Crate usage for dog bedding ensures that your puppy is more likely to control his bladder issues until he gets to relieve himself outside instead of inside the house or especially inside his crate. Only dogs that don’t view the crate as their beds would ever wet that bed or even soil it (since he probably mistook it as a litter box of sorts). Puppies will be puppies, so accidents will happen in their plastic dog crate. However, by having a dog crate “bedding” and using it together with a regular toilet schedule (along with feeding and playtime), your dog will learn soon enough what to do with Number 1 and 2.
Toilet training just happens to be the most stressful and important part of dog training. A dog that’s housebroken, in fact, has more value than one that isn’t as far as everyone involved is concerned. With the presence of a crate, you can keep your dog clean and disciplined at all times, with no extra cost on your part. No more obedience school, and even Cesar Milan, the dog whisperer, would advocate this fairly straightforward way of dealing with dog potty training. Milan will also suggest you avoid using the crate as punishment.

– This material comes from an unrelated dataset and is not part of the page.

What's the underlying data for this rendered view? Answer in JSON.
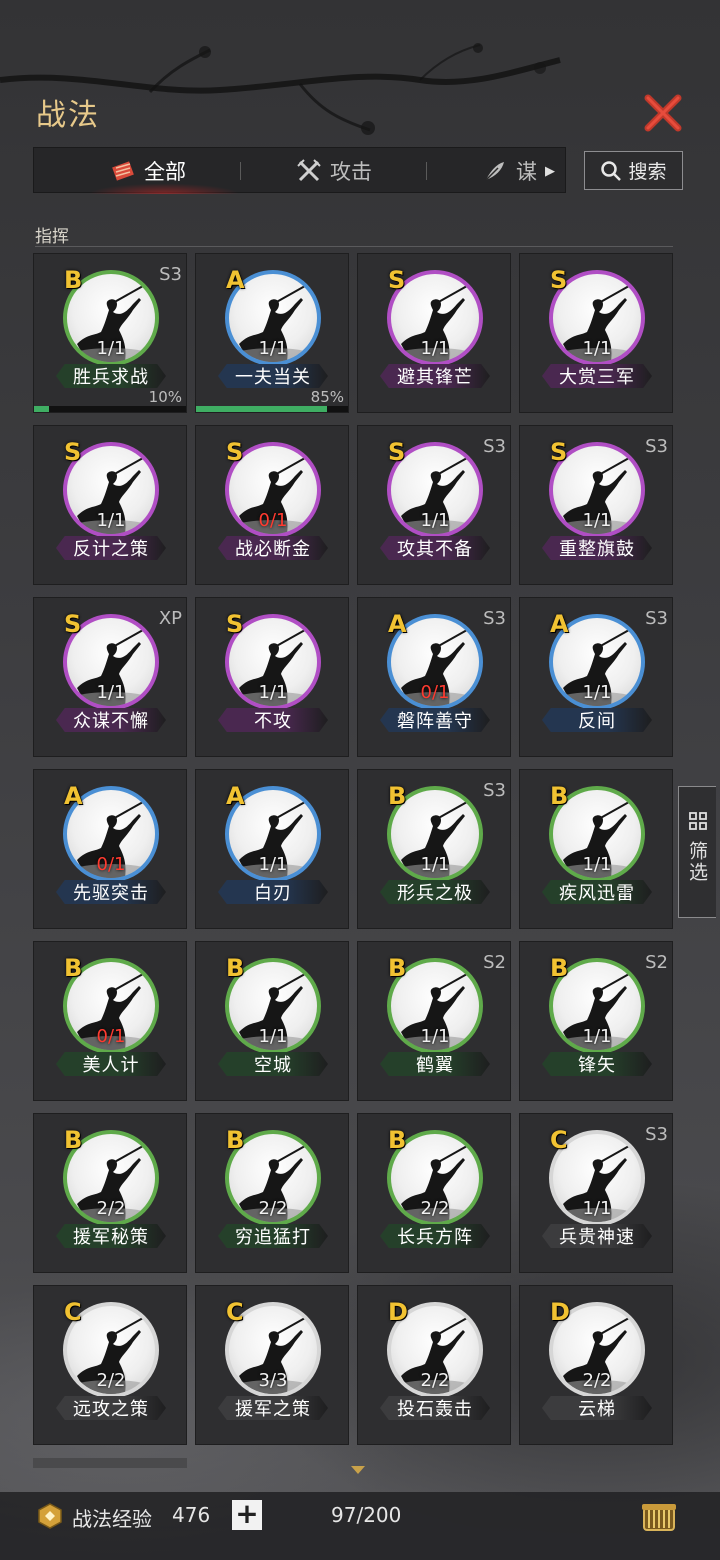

The more you use the dog crate as your means of punishing your dog, the more your dog will hate the crate and not use it. The same way trauma will make you feel afraid of otherwise innocuous things like lines or social gatherings your dog is also sensitive towards association. Don’t smack or shout at your dog then put them inside the crate. He will, even subconsciously, link the crate with fear. He’ll think he’ll be put there when he did something wrong when that couldn’t be further from the truth.